Around Ashland Avenue, The Greater Ville

Two years ago, I wrote the following about the houses above that I photographed on a cold, gray morning:

“And then, there is a small pocket of Modern bungalows, which if this neighborhood’s trend continues, might very well have been part of a quarry operation or always open space before these were built around or after World War II.”

I was right to be suspicious, but wrong about why there was so much open space all the way into the mid 1950s. It turns out there was in fact a huge country estate, the Ansyl Phillips Residence, that took up five-house wide and two block long swath of land from the south side of Ashland Avenue down to the north side of Greer.
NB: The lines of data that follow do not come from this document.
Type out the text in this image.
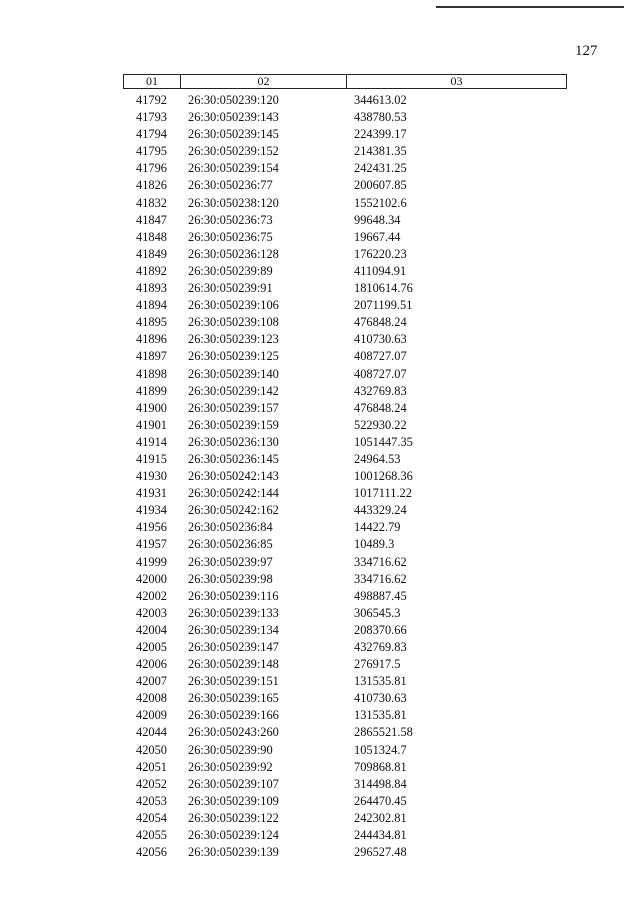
127
01	02	03
41792	26:30:050239:120	344613.02
41793	26:30:050239:143	438780.53
41794	26:30:050239:145	224399.17
41795	26:30:050239:152	214381.35
41796	26:30:050239:154	242431.25
41826	26:30:050236:77	200607.85
41832	26:30:050238:120	1552102.6
41847	26:30:050236:73	99648.34
41848	26:30:050236:75	19667.44
41849	26:30:050236:128	176220.23
41892	26:30:050239:89	411094.91
41893	26:30:050239:91	1810614.76
41894	26:30:050239:106	2071199.51
41895	26:30:050239:108	476848.24
41896	26:30:050239:123	410730.63
41897	26:30:050239:125	408727.07
41898	26:30:050239:140	408727.07
41899	26:30:050239:142	432769.83
41900	26:30:050239:157	476848.24
41901	26:30:050239:159	522930.22
41914	26:30:050236:130	1051447.35
41915	26:30:050236:145	24964.53
41930	26:30:050242:143	1001268.36
41931	26:30:050242:144	1017111.22
41934	26:30:050242:162	443329.24
41956	26:30:050236:84	14422.79
41957	26:30:050236:85	10489.3
41999	26:30:050239:97	334716.62
42000	26:30:050239:98	334716.62
42002	26:30:050239:116	498887.45
42003	26:30:050239:133	306545.3
42004	26:30:050239:134	208370.66
42005	26:30:050239:147	432769.83
42006	26:30:050239:148	276917.5
42007	26:30:050239:151	131535.81
42008	26:30:050239:165	410730.63
42009	26:30:050239:166	131535.81
42044	26:30:050243:260	2865521.58
42050	26:30:050239:90	1051324.7
42051	26:30:050239:92	709868.81
42052	26:30:050239:107	314498.84
42053	26:30:050239:109	264470.45
42054	26:30:050239:122	242302.81
42055	26:30:050239:124	244434.81
42056	26:30:050239:139	296527.48
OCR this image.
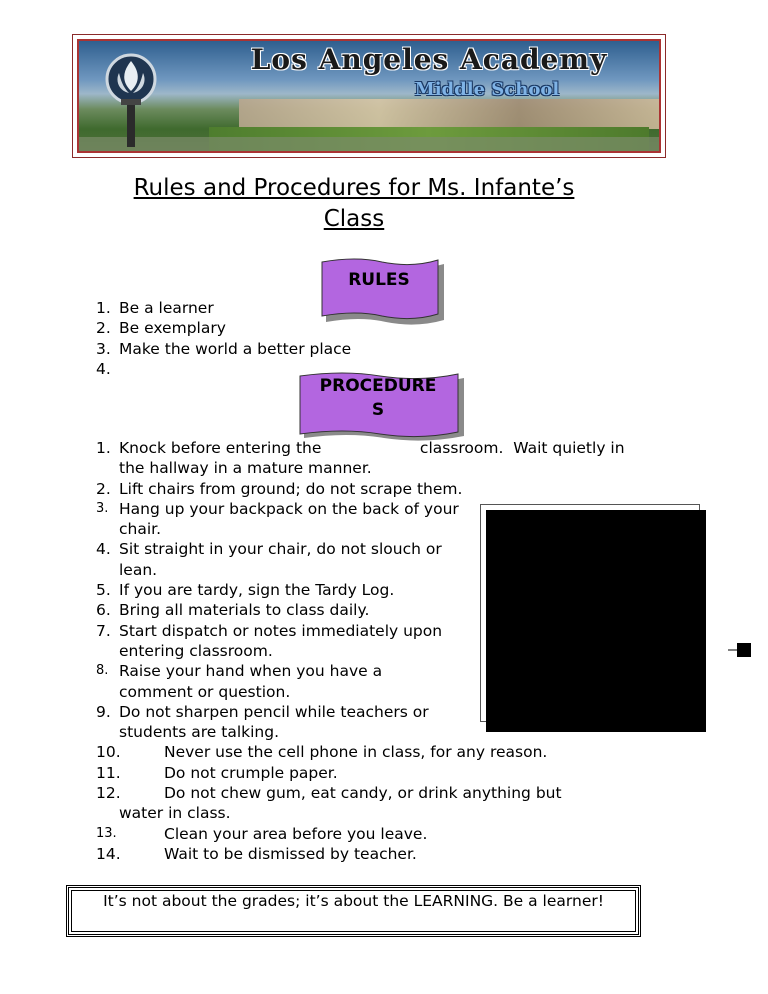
Los Angeles Academy
Middle School
Rules and Procedures for Ms. Infante’s
Class
RULES
1. Be a learner
2. Be exemplary
3. Make the world a better place
4.

PROCEDURE
S
1. Knock before entering the                    classroom.  Wait quietly in the hallway in a mature manner.
2. Lift chairs from ground; do not scrape them.
3. Hang up your backpack on the back of your chair.
4. Sit straight in your chair, do not slouch or lean.
5. If you are tardy, sign the Tardy Log.
6. Bring all materials to class daily.
7. Start dispatch or notes immediately upon entering classroom.
8. Raise your hand when you have a comment or question.
9. Do not sharpen pencil while teachers or students are talking.
10.	Never use the cell phone in class, for any reason.
11.	Do not crumple paper.
12.	Do not chew gum, eat candy, or drink anything but
water in class.
13.	Clean your area before you leave.
14.	Wait to be dismissed by teacher.
It’s not about the grades; it’s about the LEARNING. Be a learner!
Ansyl Phillips Residence, 4542 Ashland, Photograph by William Swekosky, 1940-1959, Missouri History Museum, N06788

Fire insurance maps show that in 1909, huge strips of land held wood frame country estates in the northwestern corner of the Greater Ville, and Elmbank Avenue had not even been cut through from east to west yet between Ashland and Greer. The Phillips Residence is the yellow one with the blue square on the left side of 4462 below. Aerial photography from 1955 reveals that the southern two-thirds had been subdivided, and tidy bungalows had been built, and Elmbank had been cut through. But it would take until 1957 for the northern third to be developed, and the trees that had still been visible in the 1955 aerial photograph were gone in the 1957 overhead shot. I suspect the mansion came crashing down at that time. Those twenty houses are the only clue of what was once there. I suspect that Elmbank might be a reminder of the former name of the estate, possibly.

Sanborn Fire Insurance Maps, St. Louis, Missouri, 1909 October, Sheet 052, Volume Seven

Below, this photograph presents a quandary; it is clearly labeled as Marcus and Ashland, but that does not make sense.

Intersection of Marcus and Ashland Avenues, June 2, 1920, Missouri History Museum, P0245-S03-00121-8n

The houses on the right side of the photograph are of a style that I’ve seen in the area, but they clearly do not match the houses that have clearly been on the block for a century.

Above, there is a series of vacant lots, but Google maps, reveal that an apartment building stood there that was demolished recently. Likewise, just in case, I checked Ashland Court, one block north, and these houses don’t match, either. They are not replacements, as they are clearly a century old.

Below, this photograph shows two rows of well-kept houses and a streetcar track going down a hill, in what is labeled as northbound Marcus Avenue from Ashland Avenue.

View Looking North Down Marcus from Ashland Avenue, June 2, 1920, Missouri History Museum, P0245-S03-00120-8n

But this cannot be true, as the Western Lutheran Cemetery has been on the east side of Marcus since the Nineteenth Century. Where is this streetscape in the photo above actually from? It is a mystery.

2 Comments Add yours

  1. Lynn says:

    You are correct. I lived on Marcus at Ashland 1960s. (Grandparents home). My relatives still own the home and live there. The cemetery you mentioned was at that northeast corner of Marcus and Ashland. There was a church on Marcus right next to it. This is my childhood neighborhood and the community was great. A lot of good fun loving memories.

    1. cnaffziger says:

      Interesting, thanks for sharing! The cemetery and church are still there, though the former gets pretty lush during the summer.